The Leads Report Engine

An analytics platform with 76+ columns and a powerful, modular filtering system.

Modular Filter Architecture

The report's power comes from its modular design. Each of the 8 filter categories is a self-contained module that plugs into the main query, allowing for complex, multi-faceted data analysis. All filters are combined with AND logic, while selections within a single filter use OR logic.

📍 Location

Hierarchical State -> County filtering.

🏭 Industry

Solar, Roofing, HVAC, etc.

🚦 Campaign Status

Active, Paused, Inactive, etc.

📢 Advertiser

Google, Meta, Microsoft, etc.

🌐 Origin

Direct, Referral, Campaign, etc.

💻 Platform

Organic, Paid, etc.

🏷️ Lead Type

Verified, Unverified, Email-Only.

👥 User Relation

Account Manager, Sales Rep.

Advanced Feature: Cascading Filters

The Location filter is a prime example of the system's advanced capabilities. It uses a hierarchical, cascading structure where the available County options dynamically update based on the selected State(s). This is achieved via a dedicated API endpoint that fetches relevant child options, ensuring users only see valid choices.

Behind the Scenes: Query Building

The system uses specialized builders to construct different parts of the final report query. Filters are applied to each builder, which are then combined to generate the complete dataset.

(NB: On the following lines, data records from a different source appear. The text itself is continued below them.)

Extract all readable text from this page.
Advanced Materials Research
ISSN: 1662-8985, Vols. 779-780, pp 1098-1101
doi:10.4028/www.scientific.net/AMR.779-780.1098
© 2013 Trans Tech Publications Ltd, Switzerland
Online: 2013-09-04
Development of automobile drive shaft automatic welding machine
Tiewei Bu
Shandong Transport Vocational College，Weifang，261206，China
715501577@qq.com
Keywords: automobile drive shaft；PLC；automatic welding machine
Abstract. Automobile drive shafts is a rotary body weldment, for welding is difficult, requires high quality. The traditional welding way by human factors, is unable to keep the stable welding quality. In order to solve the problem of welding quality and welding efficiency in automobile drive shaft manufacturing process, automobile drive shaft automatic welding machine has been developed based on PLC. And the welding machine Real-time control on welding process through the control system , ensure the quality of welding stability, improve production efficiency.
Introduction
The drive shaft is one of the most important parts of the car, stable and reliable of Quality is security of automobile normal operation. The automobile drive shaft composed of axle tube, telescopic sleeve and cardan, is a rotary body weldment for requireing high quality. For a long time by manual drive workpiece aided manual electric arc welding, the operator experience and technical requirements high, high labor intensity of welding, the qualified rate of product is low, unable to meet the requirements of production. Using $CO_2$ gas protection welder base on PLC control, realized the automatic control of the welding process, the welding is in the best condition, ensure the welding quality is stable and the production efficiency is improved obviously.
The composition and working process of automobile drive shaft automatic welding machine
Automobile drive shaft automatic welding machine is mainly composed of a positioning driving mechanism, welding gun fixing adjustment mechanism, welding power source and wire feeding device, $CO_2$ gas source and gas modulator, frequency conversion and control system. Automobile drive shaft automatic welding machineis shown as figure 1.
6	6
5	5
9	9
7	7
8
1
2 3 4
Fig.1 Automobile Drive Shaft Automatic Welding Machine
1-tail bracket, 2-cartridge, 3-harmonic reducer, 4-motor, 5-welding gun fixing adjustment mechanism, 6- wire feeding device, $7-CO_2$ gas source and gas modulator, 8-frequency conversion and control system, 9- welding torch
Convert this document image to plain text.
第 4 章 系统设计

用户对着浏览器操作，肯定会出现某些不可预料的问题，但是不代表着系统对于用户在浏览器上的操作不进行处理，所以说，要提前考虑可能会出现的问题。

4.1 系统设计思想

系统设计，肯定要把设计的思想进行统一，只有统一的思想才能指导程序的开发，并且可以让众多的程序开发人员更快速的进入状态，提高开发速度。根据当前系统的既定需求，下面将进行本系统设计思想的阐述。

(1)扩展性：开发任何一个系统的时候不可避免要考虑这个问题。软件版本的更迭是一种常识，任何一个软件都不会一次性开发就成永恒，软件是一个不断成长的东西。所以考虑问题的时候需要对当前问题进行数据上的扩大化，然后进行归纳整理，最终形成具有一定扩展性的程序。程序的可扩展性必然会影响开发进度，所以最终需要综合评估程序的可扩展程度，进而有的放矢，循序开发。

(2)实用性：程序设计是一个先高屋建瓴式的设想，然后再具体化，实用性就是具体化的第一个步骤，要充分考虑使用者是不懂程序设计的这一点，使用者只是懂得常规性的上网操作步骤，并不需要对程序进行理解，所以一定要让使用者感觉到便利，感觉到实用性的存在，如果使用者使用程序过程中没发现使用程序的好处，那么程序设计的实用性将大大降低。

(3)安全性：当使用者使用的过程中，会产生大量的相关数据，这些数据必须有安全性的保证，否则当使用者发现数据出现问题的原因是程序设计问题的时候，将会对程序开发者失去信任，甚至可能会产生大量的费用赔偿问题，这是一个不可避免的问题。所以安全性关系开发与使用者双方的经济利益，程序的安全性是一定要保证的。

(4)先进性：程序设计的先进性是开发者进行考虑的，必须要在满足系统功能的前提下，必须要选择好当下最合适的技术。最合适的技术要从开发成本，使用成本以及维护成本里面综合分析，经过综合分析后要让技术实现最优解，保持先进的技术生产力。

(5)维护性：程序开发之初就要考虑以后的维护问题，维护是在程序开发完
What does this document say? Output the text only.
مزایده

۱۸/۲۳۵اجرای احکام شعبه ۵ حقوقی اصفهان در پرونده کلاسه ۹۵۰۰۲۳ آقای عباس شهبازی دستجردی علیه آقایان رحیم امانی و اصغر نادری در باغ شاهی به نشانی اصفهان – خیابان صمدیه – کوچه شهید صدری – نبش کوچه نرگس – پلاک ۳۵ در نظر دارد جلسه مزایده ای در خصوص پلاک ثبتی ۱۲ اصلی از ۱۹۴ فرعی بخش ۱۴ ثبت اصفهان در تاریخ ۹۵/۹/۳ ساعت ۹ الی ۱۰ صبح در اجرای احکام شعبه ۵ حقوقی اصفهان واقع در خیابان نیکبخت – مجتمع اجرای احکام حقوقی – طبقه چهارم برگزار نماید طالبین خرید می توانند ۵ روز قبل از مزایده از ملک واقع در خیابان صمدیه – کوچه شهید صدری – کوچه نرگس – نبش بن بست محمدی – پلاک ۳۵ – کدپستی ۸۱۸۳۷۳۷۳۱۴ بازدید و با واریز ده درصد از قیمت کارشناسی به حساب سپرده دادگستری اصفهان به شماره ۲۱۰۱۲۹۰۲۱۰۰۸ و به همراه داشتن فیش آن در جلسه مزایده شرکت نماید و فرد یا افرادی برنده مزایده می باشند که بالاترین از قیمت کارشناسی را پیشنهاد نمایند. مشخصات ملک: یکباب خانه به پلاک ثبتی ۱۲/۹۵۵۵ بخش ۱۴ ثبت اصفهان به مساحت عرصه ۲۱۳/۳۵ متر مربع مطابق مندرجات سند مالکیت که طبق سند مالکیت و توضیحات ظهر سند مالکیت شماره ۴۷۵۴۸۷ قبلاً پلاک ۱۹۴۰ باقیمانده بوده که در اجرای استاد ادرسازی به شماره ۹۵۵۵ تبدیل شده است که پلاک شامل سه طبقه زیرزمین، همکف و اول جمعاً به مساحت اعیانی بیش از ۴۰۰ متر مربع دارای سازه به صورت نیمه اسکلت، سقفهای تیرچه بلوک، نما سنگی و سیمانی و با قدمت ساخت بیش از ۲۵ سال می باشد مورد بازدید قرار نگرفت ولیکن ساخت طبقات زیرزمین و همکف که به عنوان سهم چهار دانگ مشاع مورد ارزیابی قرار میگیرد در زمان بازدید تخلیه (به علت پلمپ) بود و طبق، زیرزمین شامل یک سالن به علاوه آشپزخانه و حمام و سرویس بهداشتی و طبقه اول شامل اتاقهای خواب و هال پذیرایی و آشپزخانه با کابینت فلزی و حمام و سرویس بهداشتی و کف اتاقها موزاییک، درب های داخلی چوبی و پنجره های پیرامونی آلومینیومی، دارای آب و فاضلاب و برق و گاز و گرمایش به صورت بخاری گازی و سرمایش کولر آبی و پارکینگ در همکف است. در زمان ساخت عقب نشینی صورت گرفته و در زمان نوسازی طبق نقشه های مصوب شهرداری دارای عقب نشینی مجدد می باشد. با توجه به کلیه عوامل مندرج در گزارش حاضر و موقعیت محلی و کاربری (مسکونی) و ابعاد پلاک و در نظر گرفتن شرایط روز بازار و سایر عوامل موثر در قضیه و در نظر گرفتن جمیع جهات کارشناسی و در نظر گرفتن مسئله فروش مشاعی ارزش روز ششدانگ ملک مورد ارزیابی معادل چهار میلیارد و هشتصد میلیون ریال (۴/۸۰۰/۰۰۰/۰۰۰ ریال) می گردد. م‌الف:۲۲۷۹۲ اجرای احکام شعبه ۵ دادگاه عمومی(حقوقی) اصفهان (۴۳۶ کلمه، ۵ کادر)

This separation of concerns allows for optimized performance and easier maintenance.

Leads Query Builder

Gathers core lead data from consumer and product tables.

Cost Query Builder

Aggregates advertising costs from daily ad cost tables.

Campaign Query Builder

Collects campaign and company relationship data.

Example: Combined Filter Query

$builder->whereln('l.state_abbr', ['CA', 'TX']) ->whereln('l.county', ['Los Angeles', 'Harris']) ->whereln('i.name', ['Solar', 'Roofing']);

State Management & User Experience

Making Reports Usable

  • 🔗
    URL Serialization: All selected filters, columns, and date ranges are encoded into the URL, making any report fully bookmarkable and shareable.
  • 💾
    User Presets: Users can save their complex filter and column configurations as named presets for one-click access in the future.
  • Performance: The frontend uses lazy loading for filter options, debounced search, and clear loading indicators to ensure a smooth user experience, even with large datasets.